Les causes sont multiples : « manque de temps du médecin » pour « expliquer la maladie », défaut de confiance du malade, « complexité » des traitements, qui nécessitent parfois d'avaler une dizaine de comprimés quotidiens, « effets secondaires », qui lorsqu'ils ne sont pas « graves » (vomissements, douleurs…), ne sont « pas systématiquement évalués », a souligné le Dr. Mario Di Palma, oncologue à l'hôpital Gustave Roussy.

Des solutions proposées pour améliorer l'adhésion

L'adhésion au traitement nécessite « un dialogue important, prolongé », notamment lors de séances « d'éducation thérapeutique » difficilement accessibles, réservées en diabétologie « aux cas les plus graves », a pour sa part déploré Jean-François Thébaut, vice-président de la Fédération française des diabétiques. Il « attend beaucoup » du « nouveau statut de pré-ALD » (affection longue durée), prévu par le budget de la Sécu 2026, qui doit permettre des prises en charge « avant cette aggravation ».
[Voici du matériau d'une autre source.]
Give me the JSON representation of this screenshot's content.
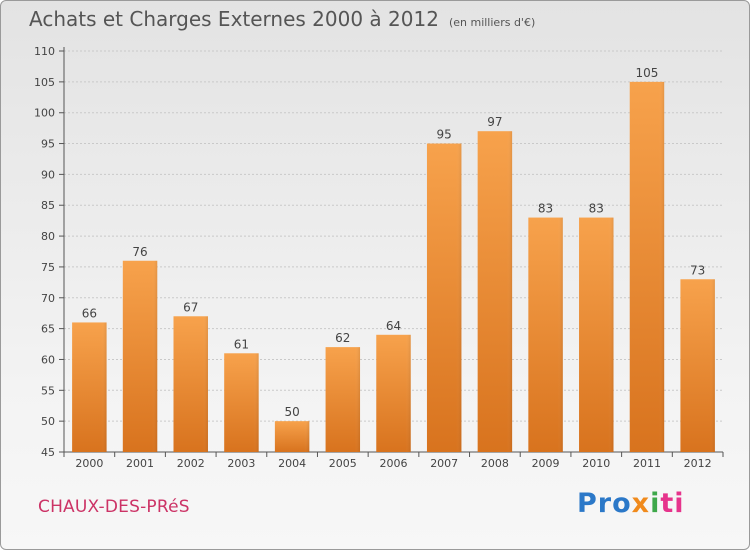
{
  "title": "Achats et Charges Externes 2000 à 2012",
  "subtitle": "(en milliers d'€)",
  "commune": "CHAUX-DES-PRéS",
  "brand": {
    "part1": "Pro",
    "part2": "x",
    "part3": "i",
    "part4": "ti"
  },
  "colors": {
    "bar_top": "#f7a24c",
    "bar_bottom": "#d8731e",
    "commune": "#cc3366"
  },
  "chart_data": {
    "type": "bar",
    "title": "Achats et Charges Externes 2000 à 2012",
    "subtitle": "(en milliers d'€)",
    "categories": [
      "2000",
      "2001",
      "2002",
      "2003",
      "2004",
      "2005",
      "2006",
      "2007",
      "2008",
      "2009",
      "2010",
      "2011",
      "2012"
    ],
    "values": [
      66,
      76,
      67,
      61,
      50,
      62,
      64,
      95,
      97,
      83,
      83,
      105,
      73
    ],
    "ylim": [
      45,
      110
    ],
    "yticks": [
      45,
      50,
      55,
      60,
      65,
      70,
      75,
      80,
      85,
      90,
      95,
      100,
      105,
      110
    ],
    "grid": true,
    "xlabel": "",
    "ylabel": ""
  }
}
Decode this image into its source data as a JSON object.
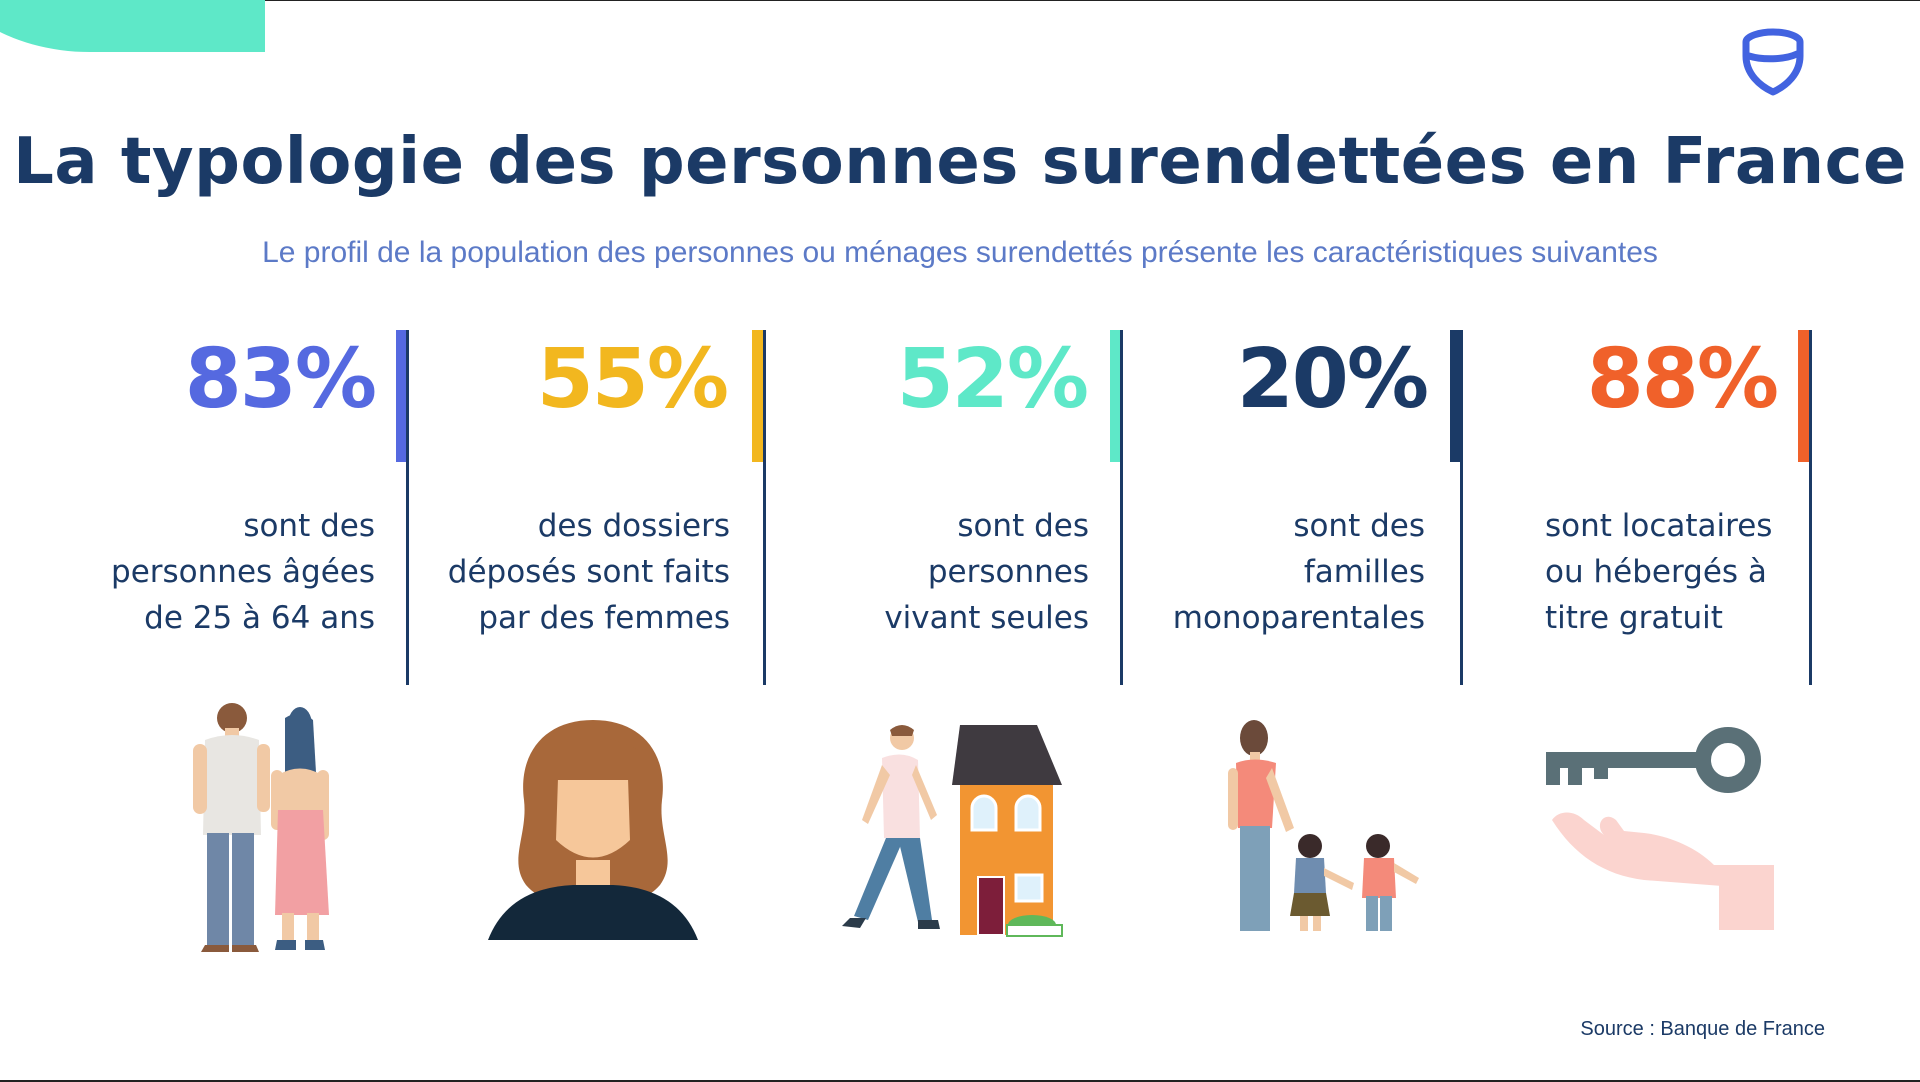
{
  "title": "La typologie des personnes surendettées en France",
  "subtitle": "Le profil de la population des personnes ou ménages surendettés présente les caractéristiques suivantes",
  "colors": {
    "navy": "#1b3a66",
    "blue": "#5569e0",
    "yellow": "#f2b71f",
    "mint": "#5ee8c8",
    "orange": "#f0612a"
  },
  "stats": [
    {
      "value": "83%",
      "description": "sont des\npersonnes âgées\nde 25 à 64 ans",
      "color": "#5569e0",
      "illustration": "couple-illustration"
    },
    {
      "value": "55%",
      "description": "des dossiers\ndéposés sont faits\npar des femmes",
      "color": "#f2b71f",
      "illustration": "woman-illustration"
    },
    {
      "value": "52%",
      "description": "sont des\npersonnes\nvivant seules",
      "color": "#5ee8c8",
      "illustration": "man-and-house-illustration"
    },
    {
      "value": "20%",
      "description": "sont des\nfamilles\nmonoparentales",
      "color": "#1b3a66",
      "illustration": "single-parent-family-illustration"
    },
    {
      "value": "88%",
      "description": "sont locataires\nou  hébergés  à\ntitre gratuit",
      "color": "#f0612a",
      "illustration": "key-in-hand-illustration"
    }
  ],
  "source": "Source : Banque de France",
  "logo": "shield-logo-icon"
}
Des pistes d'innovation et de collaboration

Parmi d'autres solutions possibles : des « outils numériques », permettant avec l'aide de professionnels paramédicaux (pharmaciens, infirmiers…) de suivre le patient, évaluer les effets secondaires, ou « envoyer des rappels » par SMS au moment de prendre son comprimé. Industrie pharmaceutique, soignants et associations doivent « travailler ensemble », ont plaidé les intervenants, appelant aussi à développer de nouvelles mises en formes et modes d'administration des médicaments, à l'image de la PrEP, traitement préventif contre le VIH aujourd'hui administrable via deux injections annuelles.